Daraus folgerte das OVG NRW, dass das Bauvorhaben auf dem im Außenbereich gelegenen Flurstücksteil als unzulässig anzusehen sei. Es beeinträchtige öffentliche Belange, weil es jedenfalls eine Zersiedlung des Außenbereichs im Sinne des § 35 Abs. 3 Satz 1 Nr. 7 BauGB befürchten lasse (OVG NRW, Urteil vom 08.10.2018 − 10 A 1803/18, Rn. 46 ff. unter Bezugnahme auf OVG NRW, Urteil vom 26.07.2018 − 10 A 2600/15, Rn. 38).

Das OVG NRW hat in seinem Urteil vom 08.10.2018 − 10 A 1803/18 − die Revision nicht zugelassen, weil es die gesetzlichen Revisionszulassungsgründe (§ 132 Abs. 2 der Verwaltungsgerichtsordnung − VwGO) verneint hat. Dies schließt ein, dass das OVG in der entschiedenen Streitsache keine grundsätzliche und offene, der revisionsgerichtlichen Klärung bedürftige Fragestellung des Bundesrechts gesehen hat. Vielmehr hat es die wiedergegebenen Erkenntnisse als bloße Klarstellungen aufgrund der Gesetzeslage, der anerkannten Kriterien für die Abgrenzung zwischen Innen- und Außenbereich sowie der vorangegangenen Rechtsprechung verstanden.
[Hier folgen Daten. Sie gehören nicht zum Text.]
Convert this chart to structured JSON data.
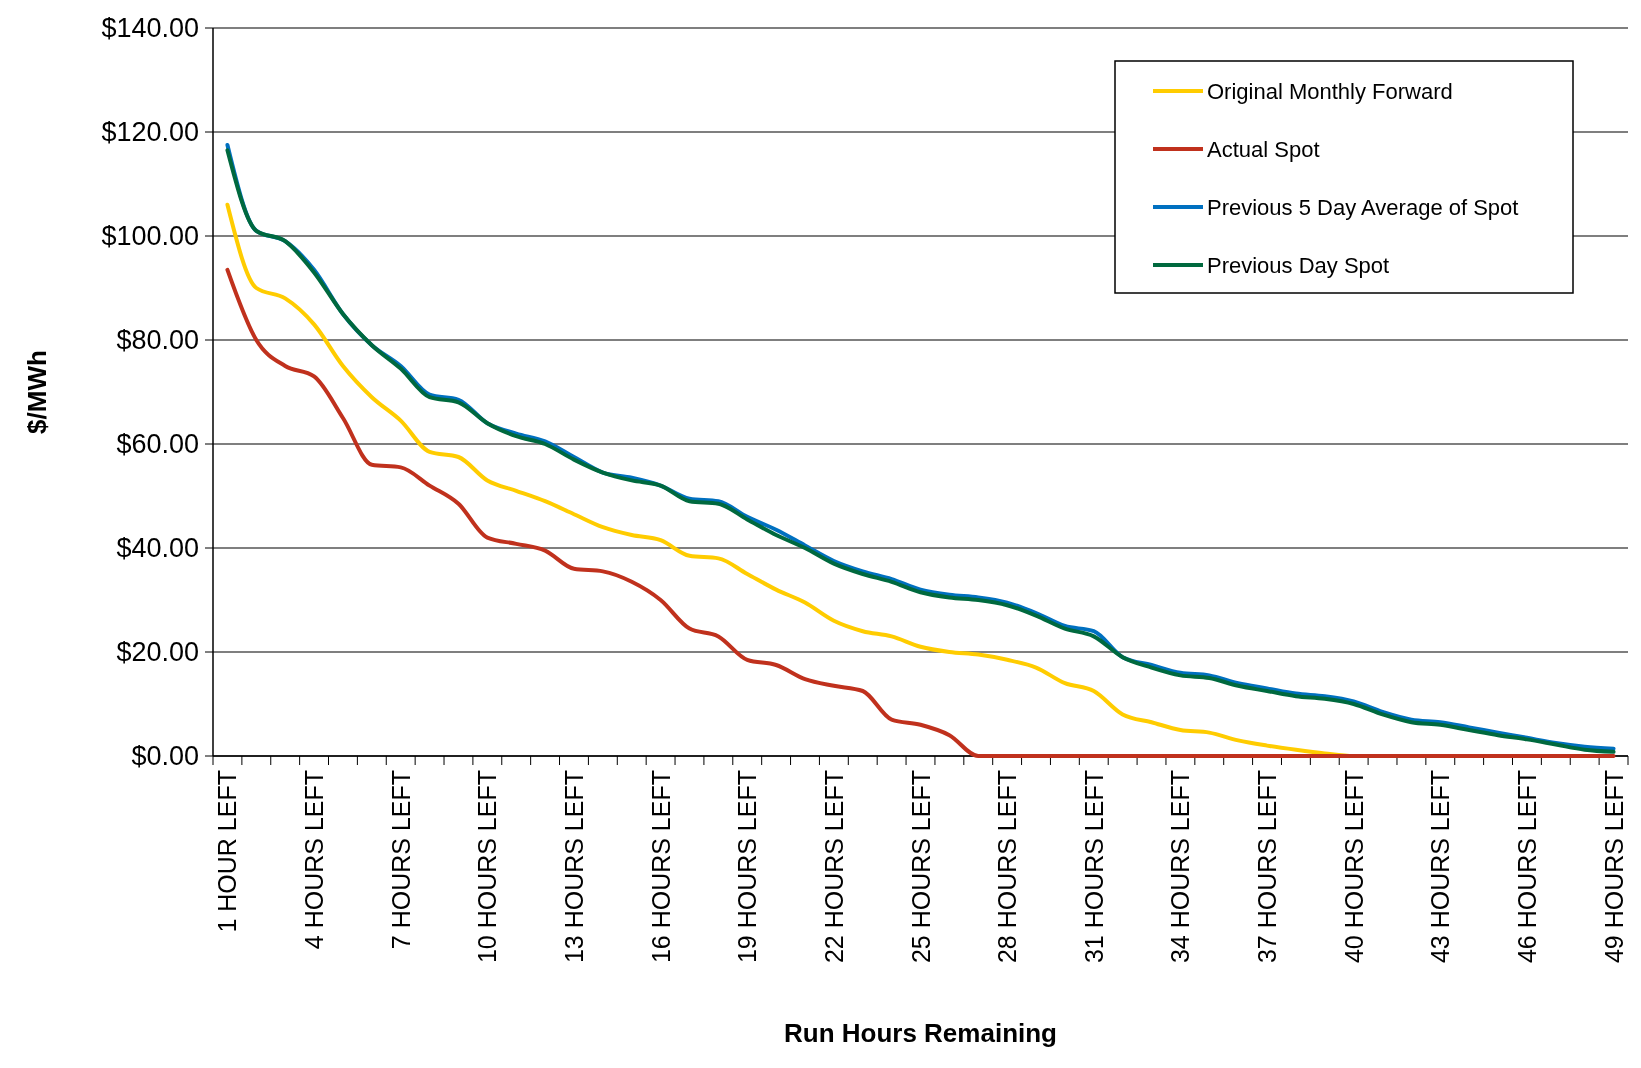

Gleichwohl sind die vom OVG NRW ausgesprochenen Klarstellungen für die künftige Rechtspraxis von allgemeiner Bedeutung, weil ihnen eine restriktive, generell zu betrachtende Eingrenzung des unbeplanten Innenbereichs im Sinne des § 34 BauGB innewohnt. Die korrespondierende Zuordnung von Grundstücksflächen zum Außenbereich zieht die Anwendung der engen Zulassungsvoraussetzungen sowie der weit gefassten Versagungsgründe gem. § 35 BauGB nach sich. Bei künftigen Entscheidungen über Anträge auf Erteilung einer Baugenehmigung oder eines Bauvorbescheids für nicht privilegierte Vorhaben werden dadurch, wie das Urteil des OVG NRW vom 08.10.2018 anschaulich zeigt, insbesondere die zwingenden Versagungsgründe einer Beeinträchtigung öffentlicher Belange gem. § 35 Abs. 3 BauGB anwendbar.